Verfehlte Flüchtlingspolitik

"Jetzt droht das Kartenhaus der verfehlten Flüchtlingspolitik in Europa zusammenzubrechen", sagte der Minister. Man habe diese Aufgabe an die Türkei delegiert und Ankara dafür finanzielle Zuwendungen, eine Visaliberalisierung und die Eröffnung neuer Kapitel der EU-Beitrittsverhandlungen zugesagt. Nun erfülle die Türkei aber nicht die Kriterien für die Visumfreiheit und die Voraussetzungen für die Beitrittsverhandlungen seien nicht gegeben – woraus Kurz ableitet, dass der Flüchtlingsdeal in absehbarer Zeit scheitern wird.

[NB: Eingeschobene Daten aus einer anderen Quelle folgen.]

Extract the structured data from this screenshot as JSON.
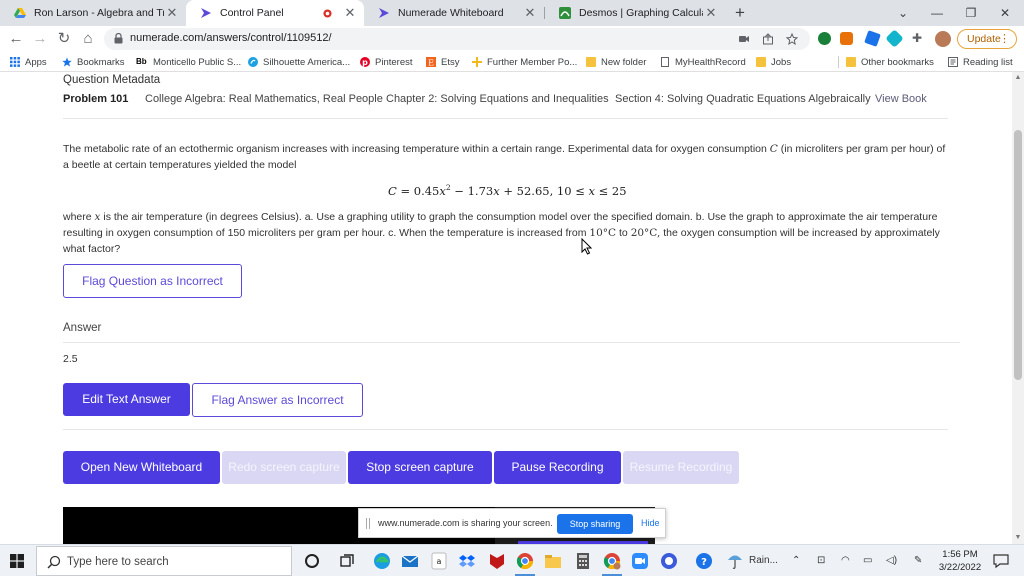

Die Antwort darauf sieht der Außenminister einerseits in "ordentlichen Kontakten zur Türkei" fernab einer EU-Mitgliedschaft, anderseits aber in einer verstärkten Wahrnehmung des Schutzes der EU-Außengrenzen und der Rückführung illegal Einreisender: "Wenn wir das nicht zustandebringen, sind wir schwach und verletzbar in der Diskussion mit der Türkei."

Botschafter einbestellt

Wenige Stunden zuvor war der türkische Botschafter in Wien, Mehmet Hasan Göğüs, wegen der Aussagen des türkischen Außenministers Mevlüt Çavusoglu ins Wiener Außenministerium bestellt worden. Çavusoglu hatte Österreich als "Zentrum des radikalen Rassismus" bezeichnet, nachdem Bundeskanzler Christian Kern angekündigt hatte, den Abbruch der EU-Beitrittsverhandlungen mit der Türkei beim EU-Gipfel im September zur Debatte zu stellen. Überraschend an die Seite Kerns stellte sich FPÖ-Chef Heinz-Christian Strache, der die Äußerungen aus Ankara als "verstörend" bezeichnete.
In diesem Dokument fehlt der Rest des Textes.